I enjoy Thanksgiving. I enjoy not being at work, which is always a big plus. I enjoy my job, but I prefer being home with my family. Thanksgiving for me has always been a time of friends and family gathering together to play games, watch football, play football, watch the Macy’s parade and, of course, eat way too much food.
Over the last few years, and especially this year, I have been seeing a big “Friendsgiving” push. I don’t really get this. It is still Thanksgiving! I’m not sure I understand the need to rename this holiday. It is Thanksgiving because it is a time when we give thanks to God for the “harvest”, for all the blessings we have. While it is uncertain when the first “thanksgiving” was in America, it dates back to the early 1600’s (and indeed the tradition dates back long before that in other countries). Thanksgiving has always been a time set aside to give thanks to God for the harvest and for all the blessings of the previous year. Many times it was just being thankful they survived the previous year.
At some point in our American history, like we have done with most things, Thanksgiving has become just another day with lots of expectations and stresses attached to it. The expectation of the perfect meal. The expectation of all the family traveling, sometimes long distances at great expense, to be together. And with our “blended” family structures of today, that sometimes means unrealistic expectations of being at two or more places in the same day. More time is spent traveling between places than the time spent with the families or friends. Maybe it’s because we no longer rely on the actual harvest for our survival through the winter months. Maybe it’s because it is no longer a holiday on it’s own, but rather the official start of the crazy Christmas shopping season and the start of Black Friday. We don’t even close our stores for a whole day anymore. Whatever the reason, we have slowly lost the purpose for the holiday.

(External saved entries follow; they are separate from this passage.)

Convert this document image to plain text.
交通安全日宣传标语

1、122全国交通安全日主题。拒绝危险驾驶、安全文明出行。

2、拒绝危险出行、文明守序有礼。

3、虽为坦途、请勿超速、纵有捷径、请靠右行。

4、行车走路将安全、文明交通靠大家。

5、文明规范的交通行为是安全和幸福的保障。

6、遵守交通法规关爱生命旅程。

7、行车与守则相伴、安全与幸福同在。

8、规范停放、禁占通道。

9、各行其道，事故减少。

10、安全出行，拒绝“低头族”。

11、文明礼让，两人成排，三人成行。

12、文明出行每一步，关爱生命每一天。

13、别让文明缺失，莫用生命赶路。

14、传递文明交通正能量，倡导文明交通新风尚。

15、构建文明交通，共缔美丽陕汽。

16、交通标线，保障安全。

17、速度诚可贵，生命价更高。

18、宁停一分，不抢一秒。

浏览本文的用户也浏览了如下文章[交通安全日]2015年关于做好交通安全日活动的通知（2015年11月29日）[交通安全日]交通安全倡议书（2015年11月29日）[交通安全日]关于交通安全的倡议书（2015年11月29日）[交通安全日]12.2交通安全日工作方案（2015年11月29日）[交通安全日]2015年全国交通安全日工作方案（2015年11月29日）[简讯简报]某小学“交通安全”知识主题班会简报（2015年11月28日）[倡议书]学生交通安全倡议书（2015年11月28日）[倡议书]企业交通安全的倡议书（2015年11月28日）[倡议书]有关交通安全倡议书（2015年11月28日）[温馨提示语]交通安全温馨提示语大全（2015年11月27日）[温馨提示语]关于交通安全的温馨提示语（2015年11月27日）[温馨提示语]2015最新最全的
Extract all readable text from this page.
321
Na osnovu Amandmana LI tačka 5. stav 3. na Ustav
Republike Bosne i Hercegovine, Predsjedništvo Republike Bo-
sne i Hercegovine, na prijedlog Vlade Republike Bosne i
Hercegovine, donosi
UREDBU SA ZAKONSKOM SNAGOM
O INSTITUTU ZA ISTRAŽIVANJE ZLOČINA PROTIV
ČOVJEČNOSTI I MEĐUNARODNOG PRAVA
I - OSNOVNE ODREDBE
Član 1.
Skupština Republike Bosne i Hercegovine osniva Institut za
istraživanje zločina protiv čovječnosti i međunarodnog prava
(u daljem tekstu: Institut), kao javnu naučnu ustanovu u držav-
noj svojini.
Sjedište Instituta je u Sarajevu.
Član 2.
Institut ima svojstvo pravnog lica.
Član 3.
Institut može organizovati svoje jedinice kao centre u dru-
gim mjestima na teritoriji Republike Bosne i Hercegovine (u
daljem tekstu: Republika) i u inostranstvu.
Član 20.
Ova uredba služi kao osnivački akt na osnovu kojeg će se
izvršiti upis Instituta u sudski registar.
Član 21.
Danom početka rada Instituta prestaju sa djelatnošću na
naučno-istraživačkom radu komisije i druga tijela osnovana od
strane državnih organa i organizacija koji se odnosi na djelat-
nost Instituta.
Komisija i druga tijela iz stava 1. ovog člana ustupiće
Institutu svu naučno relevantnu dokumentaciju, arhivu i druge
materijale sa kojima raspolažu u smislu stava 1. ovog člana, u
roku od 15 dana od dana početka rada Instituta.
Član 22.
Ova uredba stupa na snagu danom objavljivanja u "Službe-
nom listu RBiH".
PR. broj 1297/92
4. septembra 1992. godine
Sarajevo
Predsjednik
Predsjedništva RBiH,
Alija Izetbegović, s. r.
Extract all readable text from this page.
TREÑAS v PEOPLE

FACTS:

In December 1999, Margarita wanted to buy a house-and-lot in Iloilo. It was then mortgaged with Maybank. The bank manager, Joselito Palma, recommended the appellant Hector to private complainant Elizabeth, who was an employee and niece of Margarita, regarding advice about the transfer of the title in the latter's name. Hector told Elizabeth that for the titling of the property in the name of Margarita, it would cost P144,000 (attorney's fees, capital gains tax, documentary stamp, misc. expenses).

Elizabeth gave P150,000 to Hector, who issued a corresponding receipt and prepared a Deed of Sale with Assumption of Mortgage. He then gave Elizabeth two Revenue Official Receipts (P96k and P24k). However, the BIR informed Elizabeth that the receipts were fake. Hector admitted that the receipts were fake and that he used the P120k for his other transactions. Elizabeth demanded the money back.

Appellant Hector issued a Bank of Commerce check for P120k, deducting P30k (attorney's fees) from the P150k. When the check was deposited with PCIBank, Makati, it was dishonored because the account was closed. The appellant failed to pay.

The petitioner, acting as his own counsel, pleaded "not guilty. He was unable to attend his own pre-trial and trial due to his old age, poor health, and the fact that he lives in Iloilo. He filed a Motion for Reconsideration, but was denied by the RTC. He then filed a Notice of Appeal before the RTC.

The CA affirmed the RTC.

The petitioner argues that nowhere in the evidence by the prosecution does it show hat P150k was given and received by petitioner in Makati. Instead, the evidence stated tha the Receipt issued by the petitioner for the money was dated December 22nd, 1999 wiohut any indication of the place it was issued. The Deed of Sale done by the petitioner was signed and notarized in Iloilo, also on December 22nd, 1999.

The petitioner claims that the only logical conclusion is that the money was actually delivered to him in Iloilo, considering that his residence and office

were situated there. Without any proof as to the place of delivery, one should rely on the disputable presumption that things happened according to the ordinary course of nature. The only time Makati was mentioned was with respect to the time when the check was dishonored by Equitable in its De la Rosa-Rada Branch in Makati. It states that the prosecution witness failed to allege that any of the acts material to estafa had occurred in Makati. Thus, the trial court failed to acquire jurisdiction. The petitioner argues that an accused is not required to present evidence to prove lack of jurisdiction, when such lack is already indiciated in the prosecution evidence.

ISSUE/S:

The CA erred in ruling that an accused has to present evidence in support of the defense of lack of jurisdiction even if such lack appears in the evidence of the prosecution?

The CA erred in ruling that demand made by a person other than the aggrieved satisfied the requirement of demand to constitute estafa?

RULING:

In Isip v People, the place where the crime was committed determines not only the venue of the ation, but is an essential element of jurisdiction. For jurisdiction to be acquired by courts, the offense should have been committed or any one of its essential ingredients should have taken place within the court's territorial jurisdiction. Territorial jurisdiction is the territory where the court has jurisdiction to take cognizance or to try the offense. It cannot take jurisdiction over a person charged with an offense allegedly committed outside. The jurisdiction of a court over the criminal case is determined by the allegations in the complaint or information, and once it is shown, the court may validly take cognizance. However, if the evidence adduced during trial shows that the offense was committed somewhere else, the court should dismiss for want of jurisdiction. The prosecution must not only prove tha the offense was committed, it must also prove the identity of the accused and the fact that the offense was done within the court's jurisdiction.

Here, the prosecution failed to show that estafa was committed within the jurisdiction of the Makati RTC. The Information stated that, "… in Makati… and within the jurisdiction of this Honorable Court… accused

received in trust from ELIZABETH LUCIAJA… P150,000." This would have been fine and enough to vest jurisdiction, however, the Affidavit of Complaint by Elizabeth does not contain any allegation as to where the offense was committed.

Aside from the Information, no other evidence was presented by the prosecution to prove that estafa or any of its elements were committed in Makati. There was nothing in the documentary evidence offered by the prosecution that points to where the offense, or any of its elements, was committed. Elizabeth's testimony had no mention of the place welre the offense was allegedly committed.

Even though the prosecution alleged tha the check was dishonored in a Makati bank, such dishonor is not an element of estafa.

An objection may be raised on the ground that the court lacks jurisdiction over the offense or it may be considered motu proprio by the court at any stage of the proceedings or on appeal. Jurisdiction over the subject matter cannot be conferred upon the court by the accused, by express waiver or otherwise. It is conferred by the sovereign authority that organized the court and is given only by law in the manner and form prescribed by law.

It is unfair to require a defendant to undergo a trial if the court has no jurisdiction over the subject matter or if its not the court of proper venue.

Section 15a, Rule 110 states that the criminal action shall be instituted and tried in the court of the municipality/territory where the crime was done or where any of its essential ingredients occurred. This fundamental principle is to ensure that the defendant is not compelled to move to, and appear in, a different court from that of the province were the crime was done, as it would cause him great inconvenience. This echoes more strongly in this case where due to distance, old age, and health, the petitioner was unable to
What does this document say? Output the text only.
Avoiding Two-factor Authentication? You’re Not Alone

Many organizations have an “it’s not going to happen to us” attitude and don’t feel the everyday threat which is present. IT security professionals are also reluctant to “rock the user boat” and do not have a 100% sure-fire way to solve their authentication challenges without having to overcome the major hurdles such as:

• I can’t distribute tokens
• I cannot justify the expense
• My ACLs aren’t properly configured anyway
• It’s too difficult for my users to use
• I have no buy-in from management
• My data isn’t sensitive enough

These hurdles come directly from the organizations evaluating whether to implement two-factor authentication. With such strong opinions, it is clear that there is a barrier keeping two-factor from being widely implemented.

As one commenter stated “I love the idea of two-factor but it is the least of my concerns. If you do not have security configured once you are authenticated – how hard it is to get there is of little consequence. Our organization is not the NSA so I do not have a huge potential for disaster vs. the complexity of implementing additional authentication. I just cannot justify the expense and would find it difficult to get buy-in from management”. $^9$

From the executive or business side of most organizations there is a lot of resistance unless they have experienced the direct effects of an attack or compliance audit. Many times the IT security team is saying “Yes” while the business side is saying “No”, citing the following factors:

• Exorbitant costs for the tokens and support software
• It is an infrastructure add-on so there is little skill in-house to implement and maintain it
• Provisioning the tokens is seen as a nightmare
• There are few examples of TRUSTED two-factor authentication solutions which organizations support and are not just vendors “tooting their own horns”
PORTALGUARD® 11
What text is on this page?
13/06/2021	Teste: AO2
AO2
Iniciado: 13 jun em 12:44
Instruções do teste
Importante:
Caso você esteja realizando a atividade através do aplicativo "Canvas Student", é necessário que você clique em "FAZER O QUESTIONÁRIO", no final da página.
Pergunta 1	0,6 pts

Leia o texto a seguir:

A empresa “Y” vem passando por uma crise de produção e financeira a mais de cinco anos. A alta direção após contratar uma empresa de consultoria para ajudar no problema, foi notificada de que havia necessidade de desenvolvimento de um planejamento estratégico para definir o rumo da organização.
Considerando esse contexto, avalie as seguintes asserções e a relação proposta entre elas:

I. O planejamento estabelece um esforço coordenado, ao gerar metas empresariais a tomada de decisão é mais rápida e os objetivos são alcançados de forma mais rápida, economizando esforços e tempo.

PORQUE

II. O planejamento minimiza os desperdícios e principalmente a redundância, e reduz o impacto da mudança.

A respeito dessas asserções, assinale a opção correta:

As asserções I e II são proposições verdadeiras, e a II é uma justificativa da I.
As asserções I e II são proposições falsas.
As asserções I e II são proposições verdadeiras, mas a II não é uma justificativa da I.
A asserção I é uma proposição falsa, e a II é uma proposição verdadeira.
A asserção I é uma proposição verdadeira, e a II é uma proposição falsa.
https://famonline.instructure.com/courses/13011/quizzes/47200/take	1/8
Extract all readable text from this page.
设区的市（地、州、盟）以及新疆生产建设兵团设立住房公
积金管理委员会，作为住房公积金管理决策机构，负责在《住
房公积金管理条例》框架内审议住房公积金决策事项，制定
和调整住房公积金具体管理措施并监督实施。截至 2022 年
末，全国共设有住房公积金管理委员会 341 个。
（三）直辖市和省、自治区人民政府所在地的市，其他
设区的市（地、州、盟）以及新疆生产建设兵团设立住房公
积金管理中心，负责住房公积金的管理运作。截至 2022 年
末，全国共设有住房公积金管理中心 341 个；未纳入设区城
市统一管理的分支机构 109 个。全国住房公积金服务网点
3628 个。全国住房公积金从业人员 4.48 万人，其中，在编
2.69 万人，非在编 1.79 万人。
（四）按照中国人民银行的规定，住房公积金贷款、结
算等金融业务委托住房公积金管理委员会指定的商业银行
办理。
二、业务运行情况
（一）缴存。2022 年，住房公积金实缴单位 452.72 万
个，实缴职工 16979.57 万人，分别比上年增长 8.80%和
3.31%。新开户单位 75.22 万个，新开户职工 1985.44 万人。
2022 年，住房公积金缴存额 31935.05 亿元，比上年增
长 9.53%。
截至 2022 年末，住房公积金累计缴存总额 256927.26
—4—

Maybe I’m a bit cynical, but it seems to me that the whole rise in the popularity of “Friendsgiving” is another distraction from a great tradition of giving thanks to God. But, then again, some of our traditional Thanksgiving traditions also distract us from that same purpose. The early Thanksgiving feasts were more of a “pot luck” and filled with friends and family. Everyone came together as a large group, not as separate families. Our expectations of the perfect day can create too much stress to be thankful. The trends of “Friendsgiving” in some ways seem to be getting back to the earlier Thanksgiving times, but, I think “Friendsgiving” is a step toward taking our focus off of the purpose of the day… to celebrate the blessings from God and to give Him the thanks, praise, and the glory for everything that we have. And it just sounds weird.
Rejoice always, pray continually,
give thanks in all circumstances;
for this is God’s will for you in Christ Jesus.